One of the major problems in ISO 14971 is the lack of a "filter" function to switch between different levels of documentation depending on the nature of the risk related item. It makes sense that a variable approach should be applied, with some risk items not requiring any documentation, others just a record or link to the characteristics of the risk control measure, others need both characteristics and justification (including source material), and others still a detailed discussion on why no action or only limited action was taken, including records of potential solutions that were evaluated and assessed as not being practical (allowing risk/benefit to proceed).
This lack of a filter means that all items are treated the same. Given the volume of risk related items, which are typically in the thousands, the only possible approach is a light touch to the formal records.
This explains why the normative section of ISO 14971 standard is actually fairly light on the records required, and even lighter for "objective evidence". In fact, the term objective evidence, while defined, does not appear at all in the normative section. It does sneak in via the term verification, however, only one clause uses verification: implementation of the risk control measure. In all other cases, there is no requirement to document any objective evidence for the decisions in the risk management file, and the "record" itself can be as simple as a number e.g. "4" or a binary decision (e.g. "Yes" or "No"). For example: are there risk arising from risk control measure #123? Record = "No". That's it. No need to explain.
However, in the informative section, guidance documents, seminars, expert opinions will often imply the need to keep evidence for decisions. It's very easy to find examples of risk items where keeping evidence makes sense. The problem, though, is that this cannot be applied universally, there are simply too many risk items to deal with.

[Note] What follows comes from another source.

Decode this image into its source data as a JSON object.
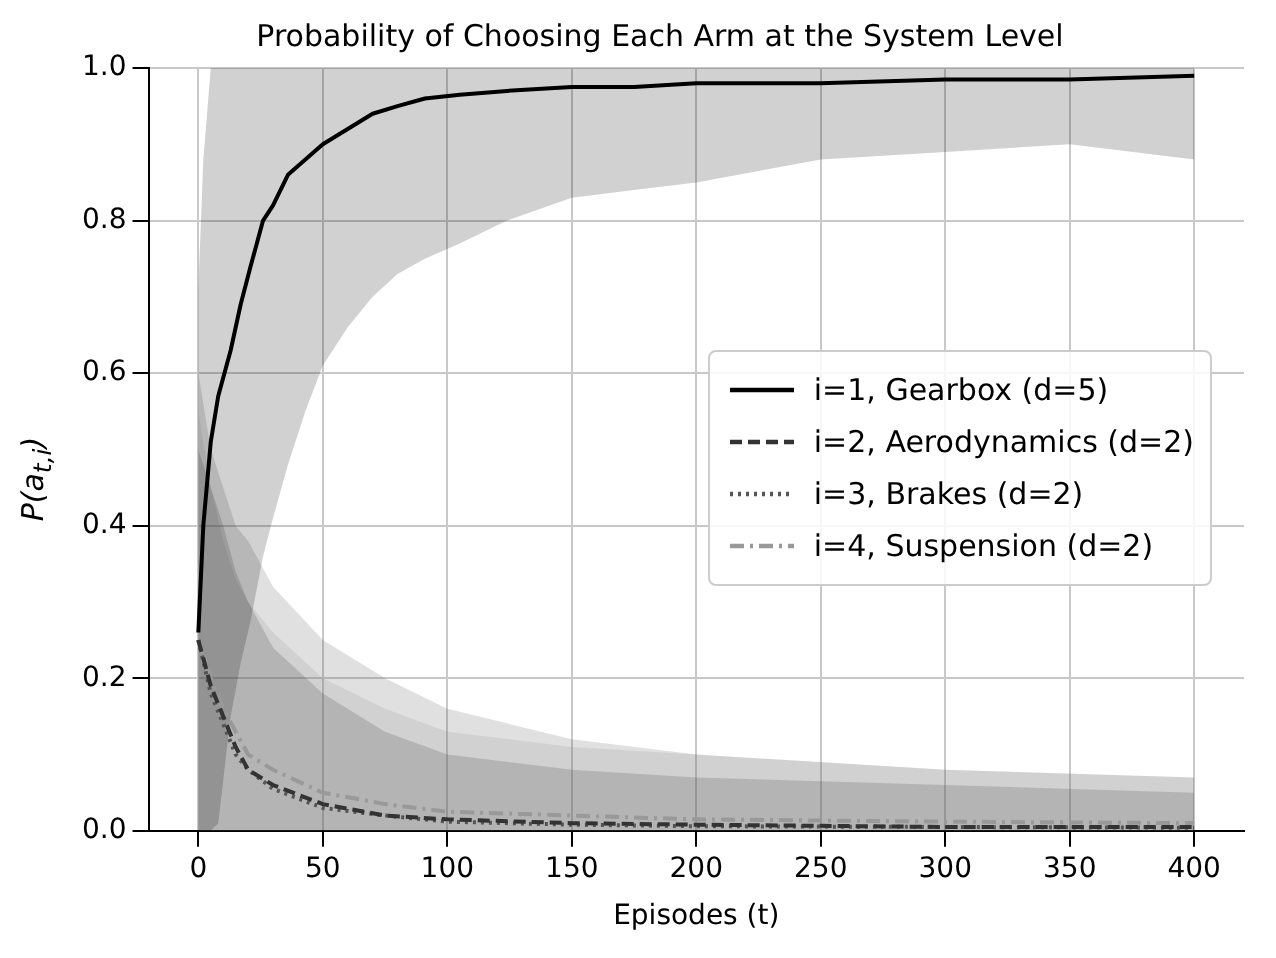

I have in the past recommended to manufacturers to make their own filter. But I've found that in practice it doesn't work. Decisions are heavily influenced by bias, such as cost, competition, complexity, complacency. So a real world manufacturer might say great, filter makes sense, but then only apply the filter to a selected few "comfortable" risk items to record more detail, evidence, basis for the decision and so on.
Anything that's in the uncomfortable zone, such as no action being taken because, well, ... that's what the competitors do ... or it's going to require the PCB to be completely reworked ... or delay the project by 6 months ... or we have no idea how to assess the probability ... ... ... all those will get filtered into the the simple record group, to avoid the spotlight.
So we really need the standard (i.e. ISO 14971) to step in and identify the characteristics of situations where keeping more evidence makes sense. It is more nuanced, but I don't think it would be that hard to do.